TDKR depicts a 55-year-old Batman as a reflection of the brutal world he resides in. Gotham City is at its absolute worst due to the Mutant gang’s slice and dice acts for the sake of violence.

Meanwhile, government control is at an all-time high in the U.S. and superheroes are retired per an “arrangement” due to the public being fed up with capes and cowls.

Frank Miller crafts the story to make Batman appear to the public as more criminal than the hero, even though the reader knows the real score. When the climactic battle unfolds on the page, Superman is inadvertently the bad guy since victory will halt all of Batman’s progress in Gotham.

In the upcoming film, it is Superman who fills this role as humanity is split as to whether this strange visitor from another planet is friend or foe. Batman feels someone who has the power to wipe out the entire planet needs to be put in check, his way. As a movie goer, we know that Superman is the embodiment of truth and justice. In a way, this makes Batman the villain because he is trying to stop the Man of Steel from saving lives.

The difference here is that Batman is the ultimate concerned citizen in Snyder’s film while Superman is just following orders in Miller’s graphic novel.
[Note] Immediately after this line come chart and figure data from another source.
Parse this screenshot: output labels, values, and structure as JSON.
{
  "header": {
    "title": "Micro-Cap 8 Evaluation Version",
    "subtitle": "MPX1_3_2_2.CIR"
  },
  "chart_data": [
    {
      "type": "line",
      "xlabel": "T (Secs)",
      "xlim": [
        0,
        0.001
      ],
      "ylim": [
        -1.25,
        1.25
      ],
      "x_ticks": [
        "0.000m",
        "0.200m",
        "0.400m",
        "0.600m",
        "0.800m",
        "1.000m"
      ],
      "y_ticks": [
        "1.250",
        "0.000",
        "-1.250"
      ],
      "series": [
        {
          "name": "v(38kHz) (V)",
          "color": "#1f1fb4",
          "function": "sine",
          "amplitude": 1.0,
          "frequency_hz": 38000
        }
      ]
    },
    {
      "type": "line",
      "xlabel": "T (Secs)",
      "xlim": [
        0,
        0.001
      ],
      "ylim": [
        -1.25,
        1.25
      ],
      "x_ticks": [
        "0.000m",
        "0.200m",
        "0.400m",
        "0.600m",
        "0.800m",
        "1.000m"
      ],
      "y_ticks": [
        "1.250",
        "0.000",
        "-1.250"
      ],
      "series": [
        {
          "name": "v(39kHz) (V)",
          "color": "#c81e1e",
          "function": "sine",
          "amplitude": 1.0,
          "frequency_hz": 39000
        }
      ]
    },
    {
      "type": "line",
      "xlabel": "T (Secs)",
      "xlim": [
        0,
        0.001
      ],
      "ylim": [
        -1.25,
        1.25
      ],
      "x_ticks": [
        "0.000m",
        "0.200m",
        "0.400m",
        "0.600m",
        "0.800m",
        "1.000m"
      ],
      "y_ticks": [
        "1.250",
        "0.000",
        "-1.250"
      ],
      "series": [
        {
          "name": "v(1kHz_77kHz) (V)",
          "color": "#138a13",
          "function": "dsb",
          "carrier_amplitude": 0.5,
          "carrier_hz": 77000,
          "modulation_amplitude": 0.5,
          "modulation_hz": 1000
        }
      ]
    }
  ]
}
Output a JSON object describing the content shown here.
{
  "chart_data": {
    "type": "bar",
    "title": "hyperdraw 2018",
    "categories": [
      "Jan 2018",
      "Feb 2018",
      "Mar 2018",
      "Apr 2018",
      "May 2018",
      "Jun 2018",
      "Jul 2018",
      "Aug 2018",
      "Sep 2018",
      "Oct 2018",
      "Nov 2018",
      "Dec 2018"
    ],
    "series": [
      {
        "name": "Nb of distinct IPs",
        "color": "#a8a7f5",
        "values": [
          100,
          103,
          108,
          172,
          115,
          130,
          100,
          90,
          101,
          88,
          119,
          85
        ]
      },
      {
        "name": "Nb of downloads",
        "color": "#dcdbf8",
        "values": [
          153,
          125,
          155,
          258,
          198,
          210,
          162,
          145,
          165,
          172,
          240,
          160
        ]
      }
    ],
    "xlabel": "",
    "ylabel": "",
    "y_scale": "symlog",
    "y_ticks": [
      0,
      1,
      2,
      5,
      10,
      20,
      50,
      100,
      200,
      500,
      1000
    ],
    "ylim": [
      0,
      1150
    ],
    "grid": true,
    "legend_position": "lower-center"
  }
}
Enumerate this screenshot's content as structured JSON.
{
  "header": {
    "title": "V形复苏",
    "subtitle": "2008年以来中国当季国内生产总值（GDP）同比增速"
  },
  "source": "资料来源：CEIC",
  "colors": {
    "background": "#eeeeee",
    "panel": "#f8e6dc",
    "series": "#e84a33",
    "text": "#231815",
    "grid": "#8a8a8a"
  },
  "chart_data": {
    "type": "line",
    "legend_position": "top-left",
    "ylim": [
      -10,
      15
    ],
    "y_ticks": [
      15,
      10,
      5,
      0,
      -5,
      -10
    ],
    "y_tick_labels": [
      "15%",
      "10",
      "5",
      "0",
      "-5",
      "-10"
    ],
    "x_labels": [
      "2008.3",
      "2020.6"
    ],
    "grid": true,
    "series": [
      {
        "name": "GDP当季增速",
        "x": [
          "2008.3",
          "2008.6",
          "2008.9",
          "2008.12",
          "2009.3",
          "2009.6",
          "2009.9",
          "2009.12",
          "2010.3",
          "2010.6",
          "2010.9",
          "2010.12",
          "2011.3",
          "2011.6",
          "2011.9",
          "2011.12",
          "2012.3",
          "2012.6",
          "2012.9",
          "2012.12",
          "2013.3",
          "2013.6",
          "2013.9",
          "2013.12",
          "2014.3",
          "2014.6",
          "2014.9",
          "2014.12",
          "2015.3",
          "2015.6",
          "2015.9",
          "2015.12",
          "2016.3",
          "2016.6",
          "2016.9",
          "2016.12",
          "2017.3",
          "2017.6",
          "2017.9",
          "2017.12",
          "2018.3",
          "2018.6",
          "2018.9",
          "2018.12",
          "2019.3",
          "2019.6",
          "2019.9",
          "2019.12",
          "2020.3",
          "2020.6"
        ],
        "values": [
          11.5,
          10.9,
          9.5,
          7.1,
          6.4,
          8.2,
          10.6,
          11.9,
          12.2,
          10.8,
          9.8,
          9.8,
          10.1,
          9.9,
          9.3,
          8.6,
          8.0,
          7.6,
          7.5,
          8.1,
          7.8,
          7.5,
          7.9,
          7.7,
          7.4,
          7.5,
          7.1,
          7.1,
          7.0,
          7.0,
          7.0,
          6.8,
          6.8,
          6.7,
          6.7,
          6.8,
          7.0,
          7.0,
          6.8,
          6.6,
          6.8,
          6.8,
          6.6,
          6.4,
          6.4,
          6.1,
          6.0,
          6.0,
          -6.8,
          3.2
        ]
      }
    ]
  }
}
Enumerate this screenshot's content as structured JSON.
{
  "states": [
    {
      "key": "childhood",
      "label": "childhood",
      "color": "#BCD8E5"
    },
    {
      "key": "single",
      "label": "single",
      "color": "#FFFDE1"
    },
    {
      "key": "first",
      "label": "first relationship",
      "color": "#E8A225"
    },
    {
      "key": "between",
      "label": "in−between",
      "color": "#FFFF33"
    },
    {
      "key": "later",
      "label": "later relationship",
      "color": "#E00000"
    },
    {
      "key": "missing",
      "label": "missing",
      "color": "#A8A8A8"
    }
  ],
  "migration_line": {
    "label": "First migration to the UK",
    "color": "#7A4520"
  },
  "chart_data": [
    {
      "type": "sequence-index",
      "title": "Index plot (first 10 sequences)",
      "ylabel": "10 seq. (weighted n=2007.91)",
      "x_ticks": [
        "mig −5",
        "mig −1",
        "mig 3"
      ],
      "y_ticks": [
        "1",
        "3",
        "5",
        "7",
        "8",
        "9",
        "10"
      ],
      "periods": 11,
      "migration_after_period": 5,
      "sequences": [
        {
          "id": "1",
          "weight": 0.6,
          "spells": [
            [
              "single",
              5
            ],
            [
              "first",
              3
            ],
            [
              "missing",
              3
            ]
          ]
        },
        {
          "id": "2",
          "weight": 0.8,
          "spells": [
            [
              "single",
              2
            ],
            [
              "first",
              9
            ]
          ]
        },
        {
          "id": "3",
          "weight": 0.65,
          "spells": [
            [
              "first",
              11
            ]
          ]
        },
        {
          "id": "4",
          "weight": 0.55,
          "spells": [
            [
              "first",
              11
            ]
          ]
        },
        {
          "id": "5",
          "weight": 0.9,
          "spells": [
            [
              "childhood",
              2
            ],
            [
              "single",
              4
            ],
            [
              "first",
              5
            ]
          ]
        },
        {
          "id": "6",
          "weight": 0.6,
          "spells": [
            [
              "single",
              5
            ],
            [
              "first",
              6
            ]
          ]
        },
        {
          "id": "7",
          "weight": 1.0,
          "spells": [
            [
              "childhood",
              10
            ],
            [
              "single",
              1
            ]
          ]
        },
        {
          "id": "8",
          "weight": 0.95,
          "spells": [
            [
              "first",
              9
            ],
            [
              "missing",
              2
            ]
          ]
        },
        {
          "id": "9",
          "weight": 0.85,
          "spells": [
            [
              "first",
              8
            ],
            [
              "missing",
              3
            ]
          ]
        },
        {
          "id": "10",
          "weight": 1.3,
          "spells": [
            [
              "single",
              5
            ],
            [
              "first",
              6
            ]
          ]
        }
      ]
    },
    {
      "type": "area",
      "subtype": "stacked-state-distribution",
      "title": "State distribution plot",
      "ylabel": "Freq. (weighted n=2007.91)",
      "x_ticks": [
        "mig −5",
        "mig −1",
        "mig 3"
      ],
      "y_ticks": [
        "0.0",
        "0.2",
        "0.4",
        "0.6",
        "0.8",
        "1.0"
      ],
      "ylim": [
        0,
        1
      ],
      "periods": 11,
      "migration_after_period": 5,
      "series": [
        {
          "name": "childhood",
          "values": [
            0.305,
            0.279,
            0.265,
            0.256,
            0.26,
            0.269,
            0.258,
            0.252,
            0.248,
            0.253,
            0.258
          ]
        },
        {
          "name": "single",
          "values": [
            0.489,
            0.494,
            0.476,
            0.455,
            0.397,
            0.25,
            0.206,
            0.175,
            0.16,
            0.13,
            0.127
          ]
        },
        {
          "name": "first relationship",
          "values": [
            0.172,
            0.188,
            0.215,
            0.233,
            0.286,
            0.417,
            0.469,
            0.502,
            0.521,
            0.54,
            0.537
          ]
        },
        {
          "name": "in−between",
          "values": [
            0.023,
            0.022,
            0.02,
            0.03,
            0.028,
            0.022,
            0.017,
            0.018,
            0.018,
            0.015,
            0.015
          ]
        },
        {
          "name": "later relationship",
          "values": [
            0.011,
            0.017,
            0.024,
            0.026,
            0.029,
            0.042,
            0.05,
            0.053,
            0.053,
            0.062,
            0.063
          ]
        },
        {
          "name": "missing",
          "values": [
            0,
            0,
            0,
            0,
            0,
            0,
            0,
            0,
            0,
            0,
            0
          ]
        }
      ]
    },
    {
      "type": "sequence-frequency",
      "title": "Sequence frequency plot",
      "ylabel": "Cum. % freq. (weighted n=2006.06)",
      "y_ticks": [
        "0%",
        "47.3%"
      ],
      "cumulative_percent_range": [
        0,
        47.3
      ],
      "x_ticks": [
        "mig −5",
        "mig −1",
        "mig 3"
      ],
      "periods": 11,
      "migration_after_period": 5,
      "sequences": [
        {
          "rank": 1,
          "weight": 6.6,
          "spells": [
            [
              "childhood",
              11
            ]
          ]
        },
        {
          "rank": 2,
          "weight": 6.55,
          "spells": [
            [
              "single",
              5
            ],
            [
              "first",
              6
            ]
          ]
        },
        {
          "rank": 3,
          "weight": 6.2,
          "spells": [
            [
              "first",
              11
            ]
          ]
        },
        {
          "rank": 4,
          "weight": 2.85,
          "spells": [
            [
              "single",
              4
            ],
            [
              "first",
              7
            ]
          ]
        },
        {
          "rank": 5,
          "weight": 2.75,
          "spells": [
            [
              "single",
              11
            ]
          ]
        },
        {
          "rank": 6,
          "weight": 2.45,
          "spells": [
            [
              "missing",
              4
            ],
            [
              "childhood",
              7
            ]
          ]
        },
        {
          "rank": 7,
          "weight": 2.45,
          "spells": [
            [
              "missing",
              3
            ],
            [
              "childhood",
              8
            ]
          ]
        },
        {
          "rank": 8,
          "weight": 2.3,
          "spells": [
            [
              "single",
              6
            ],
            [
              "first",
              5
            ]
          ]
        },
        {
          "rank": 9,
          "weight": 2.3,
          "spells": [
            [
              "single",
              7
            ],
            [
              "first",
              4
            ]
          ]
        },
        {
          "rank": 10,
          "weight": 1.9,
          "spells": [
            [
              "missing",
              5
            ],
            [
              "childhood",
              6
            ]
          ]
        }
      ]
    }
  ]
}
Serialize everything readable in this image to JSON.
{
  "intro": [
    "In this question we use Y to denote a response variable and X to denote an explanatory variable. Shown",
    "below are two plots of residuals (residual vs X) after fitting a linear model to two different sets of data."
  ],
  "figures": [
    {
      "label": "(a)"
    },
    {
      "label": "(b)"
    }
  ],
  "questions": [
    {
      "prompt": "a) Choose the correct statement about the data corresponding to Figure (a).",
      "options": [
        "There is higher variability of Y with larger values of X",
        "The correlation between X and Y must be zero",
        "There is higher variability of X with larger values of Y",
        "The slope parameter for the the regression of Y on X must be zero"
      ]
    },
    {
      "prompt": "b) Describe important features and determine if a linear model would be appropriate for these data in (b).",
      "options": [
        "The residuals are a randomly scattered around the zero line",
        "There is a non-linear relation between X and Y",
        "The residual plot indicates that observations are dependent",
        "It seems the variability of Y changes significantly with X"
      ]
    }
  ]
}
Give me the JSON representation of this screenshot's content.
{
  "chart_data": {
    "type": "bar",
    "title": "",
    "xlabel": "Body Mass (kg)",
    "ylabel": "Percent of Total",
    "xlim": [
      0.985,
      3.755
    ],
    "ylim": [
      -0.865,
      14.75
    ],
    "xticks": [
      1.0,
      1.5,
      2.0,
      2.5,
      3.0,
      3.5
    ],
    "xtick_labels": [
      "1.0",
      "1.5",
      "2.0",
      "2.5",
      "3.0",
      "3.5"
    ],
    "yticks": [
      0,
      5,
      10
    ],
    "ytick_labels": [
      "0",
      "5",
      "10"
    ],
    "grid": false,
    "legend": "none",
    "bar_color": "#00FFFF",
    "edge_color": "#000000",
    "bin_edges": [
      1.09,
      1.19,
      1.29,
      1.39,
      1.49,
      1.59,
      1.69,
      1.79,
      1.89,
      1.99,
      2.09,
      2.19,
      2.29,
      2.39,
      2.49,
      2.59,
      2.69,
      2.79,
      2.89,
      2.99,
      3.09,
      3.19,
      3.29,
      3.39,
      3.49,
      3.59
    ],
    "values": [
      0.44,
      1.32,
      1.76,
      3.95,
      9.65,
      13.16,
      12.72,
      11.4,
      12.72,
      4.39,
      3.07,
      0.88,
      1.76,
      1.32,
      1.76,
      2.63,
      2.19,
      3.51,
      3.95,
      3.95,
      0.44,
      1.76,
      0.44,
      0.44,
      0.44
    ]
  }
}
Neither one of them are really wrong, but their action ultimately interferes with the greater good.

When Batman dances his final tango with the Joker, he throws a batarang in the clown prince’s eye. He wouldn’t have resorted to such brutality in his prime unless he had no other option. Grumpy old Bat’s did it without hesitation and also paralyzed him. Batman didn’t kill him, but he was framed for the murder, which sets things into motion because the public belief is that Batman has broken his no kill rule.

Experience taught Batman that he had to walk right up to the line of no return in order to deal with criminals. In the movie, the lives lost in the wake of Superman and Zod’s slug fest over the Metropolis skyline tells Batman that he needs to be as brutal as he is vigilant. The presence of unchecked super powered aliens has changed the world forever.

When we finally get to Batman and Superman’s climatic battle in TDKR, Superman is worried about Batman’s well-being despite throwing him around. Miller’s genius comes to the forefront in the final moments of the fight when a weakened Superman says “Bruce, your heart” right before Batman kicks the crap out of him while delivering that epic “One man that beat you” speech.

Miller makes the reader resent the blue boy scout for being a sellout at President Reagan’s beck and call. Then, that all goes away when he utters those three words out of concern in the face of his own death.

The parallels and contrasts between what we’ve seen of BvS and TDKR are intriguing to say the least.

Frank Miller’s gritty dialogue and world building augmented a dark and brooding Batman’s role in the overall scheme of things, which sparked a new generation of fans. Hopefully, Zack Snyder can do the same for the DCU with his creative mind and the cues he’s taken from The Dark Knight Returns.